Brosnan saw Oracle's need to integrate B2C as essential because, after all, Salesforce did it with ExactTarget. Oracle also wants to build a relevant, cloud-based business.

“Responsys helps on both counts, given that they typically compete with ExactTarget on enterprise digital marketing deals and are completely cloud-based,” he said.

Competition Landscape

The message for the competition among digital marketing providers is the same for digital marketers themselves: be agile

“Certainly no one can be comfortable resting on their laurels, because the competitive landscape is constantly shifting,” Hopkins said.

Marketing automation provider Marketo, the 500-employee organization that recently scooped up real-time personalization web and mobile provider Insightera, serves B2B marketers and focuses on knowing and addressing the needs of marketers in this context.

“Perhaps in recognition of market shifts, they’ve begun to make moves to support B2C marketers as well with products like their Dialog edition,” Hopkins said. “Their job will be to continue to support the needs of their core market, and make the right moves to grow a B2C business, executing effectively despite all of the acquisition rumors that surround them, and expanding from here with the right mix of functionality.
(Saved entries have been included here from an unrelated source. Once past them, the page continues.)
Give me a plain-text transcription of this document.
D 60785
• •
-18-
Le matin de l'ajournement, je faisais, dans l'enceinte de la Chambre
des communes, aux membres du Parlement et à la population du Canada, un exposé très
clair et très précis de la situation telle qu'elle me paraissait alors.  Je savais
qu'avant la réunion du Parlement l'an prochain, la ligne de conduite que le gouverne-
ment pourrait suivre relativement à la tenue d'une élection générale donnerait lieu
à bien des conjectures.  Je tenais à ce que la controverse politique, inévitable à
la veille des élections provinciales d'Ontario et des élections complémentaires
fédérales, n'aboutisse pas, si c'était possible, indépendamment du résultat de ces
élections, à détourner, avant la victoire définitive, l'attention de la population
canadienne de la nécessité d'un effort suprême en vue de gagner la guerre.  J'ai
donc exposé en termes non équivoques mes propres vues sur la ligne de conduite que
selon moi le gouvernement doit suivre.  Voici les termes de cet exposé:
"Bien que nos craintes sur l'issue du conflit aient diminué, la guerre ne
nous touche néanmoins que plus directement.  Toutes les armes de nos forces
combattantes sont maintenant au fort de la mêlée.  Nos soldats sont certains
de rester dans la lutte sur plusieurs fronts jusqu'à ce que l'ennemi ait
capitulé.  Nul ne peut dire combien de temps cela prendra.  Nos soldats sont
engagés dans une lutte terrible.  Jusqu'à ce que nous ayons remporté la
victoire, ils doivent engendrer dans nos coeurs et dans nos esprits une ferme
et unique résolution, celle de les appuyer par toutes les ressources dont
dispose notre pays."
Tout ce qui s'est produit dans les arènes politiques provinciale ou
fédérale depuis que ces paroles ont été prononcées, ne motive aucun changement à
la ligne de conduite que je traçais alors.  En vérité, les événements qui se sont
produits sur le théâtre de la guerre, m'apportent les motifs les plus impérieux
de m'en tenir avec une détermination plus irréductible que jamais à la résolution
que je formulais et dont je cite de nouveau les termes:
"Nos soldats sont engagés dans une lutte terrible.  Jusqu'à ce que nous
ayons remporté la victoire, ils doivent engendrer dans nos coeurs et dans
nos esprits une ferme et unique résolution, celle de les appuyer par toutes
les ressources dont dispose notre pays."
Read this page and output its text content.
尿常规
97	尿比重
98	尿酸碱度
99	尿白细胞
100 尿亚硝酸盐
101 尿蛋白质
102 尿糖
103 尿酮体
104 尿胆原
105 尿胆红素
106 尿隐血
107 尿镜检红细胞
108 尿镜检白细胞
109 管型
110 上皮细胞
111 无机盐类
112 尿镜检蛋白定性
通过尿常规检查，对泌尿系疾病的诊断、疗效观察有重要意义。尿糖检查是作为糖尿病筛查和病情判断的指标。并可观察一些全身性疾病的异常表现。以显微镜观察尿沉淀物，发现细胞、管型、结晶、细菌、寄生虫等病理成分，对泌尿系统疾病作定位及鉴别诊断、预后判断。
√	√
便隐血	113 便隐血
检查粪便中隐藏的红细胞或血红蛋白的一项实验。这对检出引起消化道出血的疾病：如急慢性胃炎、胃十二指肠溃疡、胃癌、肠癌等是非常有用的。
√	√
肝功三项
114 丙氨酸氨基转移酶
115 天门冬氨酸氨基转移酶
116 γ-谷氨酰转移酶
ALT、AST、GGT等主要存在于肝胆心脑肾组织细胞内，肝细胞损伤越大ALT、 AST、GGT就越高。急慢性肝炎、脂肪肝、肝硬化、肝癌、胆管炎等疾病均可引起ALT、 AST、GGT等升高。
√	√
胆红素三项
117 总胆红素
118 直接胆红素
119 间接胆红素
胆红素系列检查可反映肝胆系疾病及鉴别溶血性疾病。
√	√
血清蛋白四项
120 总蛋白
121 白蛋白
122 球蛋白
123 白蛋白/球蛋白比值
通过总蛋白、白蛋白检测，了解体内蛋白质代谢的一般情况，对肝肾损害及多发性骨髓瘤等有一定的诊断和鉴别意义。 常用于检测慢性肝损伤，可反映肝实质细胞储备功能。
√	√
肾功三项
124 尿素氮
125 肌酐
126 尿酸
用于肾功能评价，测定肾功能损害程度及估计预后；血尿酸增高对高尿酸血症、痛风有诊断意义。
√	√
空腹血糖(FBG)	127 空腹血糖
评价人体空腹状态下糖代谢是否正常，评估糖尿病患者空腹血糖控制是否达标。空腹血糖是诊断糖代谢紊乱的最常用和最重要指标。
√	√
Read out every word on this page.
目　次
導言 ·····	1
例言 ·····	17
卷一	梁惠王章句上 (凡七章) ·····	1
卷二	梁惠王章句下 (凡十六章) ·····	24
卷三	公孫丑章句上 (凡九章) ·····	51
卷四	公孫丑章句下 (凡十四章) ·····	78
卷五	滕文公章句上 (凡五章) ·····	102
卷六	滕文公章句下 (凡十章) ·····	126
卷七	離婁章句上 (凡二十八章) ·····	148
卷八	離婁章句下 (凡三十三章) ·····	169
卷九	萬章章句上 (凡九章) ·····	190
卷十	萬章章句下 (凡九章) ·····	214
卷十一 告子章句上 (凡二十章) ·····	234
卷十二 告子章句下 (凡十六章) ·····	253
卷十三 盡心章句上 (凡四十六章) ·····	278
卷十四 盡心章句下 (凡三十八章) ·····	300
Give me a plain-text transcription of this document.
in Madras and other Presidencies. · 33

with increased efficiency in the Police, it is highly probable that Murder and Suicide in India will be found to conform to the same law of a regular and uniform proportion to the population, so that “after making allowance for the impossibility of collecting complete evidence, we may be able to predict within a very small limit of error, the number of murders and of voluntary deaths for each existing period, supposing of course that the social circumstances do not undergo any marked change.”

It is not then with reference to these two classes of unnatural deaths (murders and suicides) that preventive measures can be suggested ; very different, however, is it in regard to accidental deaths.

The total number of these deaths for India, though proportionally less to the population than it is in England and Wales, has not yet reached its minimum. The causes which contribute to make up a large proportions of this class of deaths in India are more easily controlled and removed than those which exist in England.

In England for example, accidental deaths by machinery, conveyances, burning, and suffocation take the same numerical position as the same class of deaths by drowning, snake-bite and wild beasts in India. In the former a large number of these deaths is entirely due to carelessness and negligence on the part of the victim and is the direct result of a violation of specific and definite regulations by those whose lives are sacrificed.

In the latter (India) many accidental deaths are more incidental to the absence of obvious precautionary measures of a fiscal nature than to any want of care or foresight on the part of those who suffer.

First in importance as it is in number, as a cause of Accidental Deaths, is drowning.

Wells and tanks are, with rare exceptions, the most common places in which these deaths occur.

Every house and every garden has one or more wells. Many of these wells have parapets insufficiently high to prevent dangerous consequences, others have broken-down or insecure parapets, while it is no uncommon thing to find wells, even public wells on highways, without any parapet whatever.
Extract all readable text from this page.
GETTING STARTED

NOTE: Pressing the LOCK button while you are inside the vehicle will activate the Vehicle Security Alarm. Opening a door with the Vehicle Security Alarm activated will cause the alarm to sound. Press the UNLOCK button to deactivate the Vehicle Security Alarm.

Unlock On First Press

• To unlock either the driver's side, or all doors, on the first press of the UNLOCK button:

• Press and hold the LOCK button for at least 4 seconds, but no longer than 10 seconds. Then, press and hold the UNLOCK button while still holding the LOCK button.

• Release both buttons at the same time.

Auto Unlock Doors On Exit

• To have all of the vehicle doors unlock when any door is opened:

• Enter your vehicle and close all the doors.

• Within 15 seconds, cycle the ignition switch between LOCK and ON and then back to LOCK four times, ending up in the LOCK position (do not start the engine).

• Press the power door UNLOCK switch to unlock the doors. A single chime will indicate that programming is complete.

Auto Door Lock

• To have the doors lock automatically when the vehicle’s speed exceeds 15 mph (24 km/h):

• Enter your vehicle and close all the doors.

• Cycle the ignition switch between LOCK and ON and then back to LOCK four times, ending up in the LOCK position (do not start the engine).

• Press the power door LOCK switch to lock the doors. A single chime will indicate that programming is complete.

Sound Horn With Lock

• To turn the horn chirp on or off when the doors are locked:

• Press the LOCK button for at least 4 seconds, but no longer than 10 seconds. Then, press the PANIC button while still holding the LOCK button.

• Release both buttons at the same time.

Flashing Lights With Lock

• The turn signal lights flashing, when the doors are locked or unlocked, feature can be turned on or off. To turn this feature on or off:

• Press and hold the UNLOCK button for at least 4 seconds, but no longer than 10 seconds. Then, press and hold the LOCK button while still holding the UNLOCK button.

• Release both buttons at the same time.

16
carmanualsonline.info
Easier said than done.”

And there’s always big fishes like 65,000-employee SAP and 11,000-employee Adobe that are in the mix. 

As for 9,800-employee Salesforce, the challenge now is the same as 122,830-employee Oracle’s -- can they integrate it all in a way that works for customers?

“If not,” Hopkins said, “it’s just a grocery cart full of interesting ingredients.”

Salesforce declined commentary for this piece, and Marketo officials could not be reached. Oracle deferred to its previously-posted acquisition information when contacted by CMSWire.

But Salesforce CEO Marc Benioff did tweet this on Dec. 23, three days after Oracle announced the Responsys acquisition:

Brosnan said Oracle now competes on another front with Salesforce, though primarily in enterprise deals; ExactTarget has grown in enterprise deals, but the bulk of its clients are mid-market firms. 

Brosnan believes the Responsys acquisition doesn't affect any dynamics with Marketo; there was no real competitive overlap between Responsys and Marketo.